The term "optical cavity" refers herein to a light-transmissive
region that is at least partially bounded by light-reflective
components, with the light-reflective components and the
light-transmissive region having characteristics such that a
measurable portion of light within the light-transmissive region is
reflected more than once across the light-transmissive region. An
"optical cavity component" is a component that includes one or more
optical cavities. To provide more specificity, several optical
cavities could be included in the detection unit. Each chamber
could for example be equipped with molecular weight cut-off
membranes that exclude analytes with molecular weight exceeding the
cut-off weight from the refractive index or the absorption
measurement. With this method the contribution of different
constituents to the RI could be determined for example serum
albumin (67 kDa) compared to small molecules including creatinine
(113 Da).
[0118] The testing apparatus may be configured to test for various
proteins in a urine sample. Normally, only small plasma proteins
filtered at the glomerulus are reabsorbed by the renal tubule.

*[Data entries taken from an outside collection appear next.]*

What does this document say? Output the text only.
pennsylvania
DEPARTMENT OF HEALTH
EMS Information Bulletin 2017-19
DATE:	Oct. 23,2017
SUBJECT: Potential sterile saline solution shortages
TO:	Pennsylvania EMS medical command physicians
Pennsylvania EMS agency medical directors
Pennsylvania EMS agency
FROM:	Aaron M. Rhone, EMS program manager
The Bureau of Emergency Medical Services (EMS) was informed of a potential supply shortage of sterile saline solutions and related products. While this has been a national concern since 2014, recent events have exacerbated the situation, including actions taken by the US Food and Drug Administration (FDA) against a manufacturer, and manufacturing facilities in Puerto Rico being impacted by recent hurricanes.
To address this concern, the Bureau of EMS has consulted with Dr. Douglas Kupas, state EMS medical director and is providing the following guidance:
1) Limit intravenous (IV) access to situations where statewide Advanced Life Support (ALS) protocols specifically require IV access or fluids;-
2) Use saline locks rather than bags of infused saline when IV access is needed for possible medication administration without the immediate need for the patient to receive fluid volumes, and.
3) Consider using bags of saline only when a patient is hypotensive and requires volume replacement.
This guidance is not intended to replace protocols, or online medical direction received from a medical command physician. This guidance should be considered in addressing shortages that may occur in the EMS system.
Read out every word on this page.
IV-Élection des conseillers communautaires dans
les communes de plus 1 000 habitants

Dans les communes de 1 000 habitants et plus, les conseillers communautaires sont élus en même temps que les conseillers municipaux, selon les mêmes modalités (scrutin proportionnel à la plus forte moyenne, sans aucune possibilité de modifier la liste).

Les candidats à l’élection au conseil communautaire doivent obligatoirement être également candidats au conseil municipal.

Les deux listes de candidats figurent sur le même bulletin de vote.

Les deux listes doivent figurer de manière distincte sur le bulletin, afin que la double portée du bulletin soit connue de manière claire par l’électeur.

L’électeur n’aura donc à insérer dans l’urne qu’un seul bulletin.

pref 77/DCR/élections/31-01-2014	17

However, a small amount of filtered plasma proteins and protein
secreted by the nephron (Tamm-Horsfall protein) can be found in
normal urine. Normal total protein excretion does not usually
exceed 150 mg/24 hours or 10 mg/100 ml in any single specimen. More
than 150 mg/day is defined as proteinuria. Proteinuria greater than
3.5 gm/24 hours is considered severe and known as nephrotic
syndrome. Various proteins can be detected and counted using
methods discussed hereinabove.
[0119] One or more of glucose, ketones, nitrite, and leukocytes in
a urine sample can be detected and quantified using a testing
apparatus of the present disclosure. Less than 0.1% of glucose
normally filtered by the glomerulus appears in urine (<130 mg/24
hr). Glycosuria (excess sugar in urine) generally indicates
diabetes mellitus. Ketones (acetone, aceotacetic acid,
beta-hydroxybutyric acid) resulting from either diabetic ketosis or
some other form of calorie deprivation (starvation) can be detected
using techniques described herein. Nitrite in a urine sample can be
detected. A positive nitrite test indicates that bacteria may be
present in significant numbers in urine. Leukocytes can be detected
and quantified using techniques described herein. A positive
leukocyte assessment results from the presence of white blood cells
either as whole cells or as lysed cells.
[0120] Systems, devices, or methods disclosed herein may include
one or more of the features, structures, methods, or combinations
thereof described herein. For example, a device or method may be
implemented to include one or more of the features and/or processes
described herein. It is intended that such device or method need
not include all of the features and/or processes described herein,
but may be implemented to include selected features and/or
processes that provide useful structures and/or functionality.
[0121] In the above detailed description, numeric values and ranges
are provided for various aspects of the implementations described.
These values and ranges are to be treated as examples only, and are
not intended to limit the scope of the claims. For example,
embodiments described in this disclosure can be practiced
throughout the disclosed numerical ranges. In addition, a number of
materials are identified as suitable for various implementations.
These materials are to be treated as exemplary, and are not
intended to limit the scope of the claims.
[0122] The foregoing description of various embodiments has been
presented for the purposes of illustration and description and not
limitation. The embodiments disclosed are not intended to be
exhaustive or to limit the possible implementations to the
embodiments disclosed. Many modifications and variations are
possible in light of the above teaching.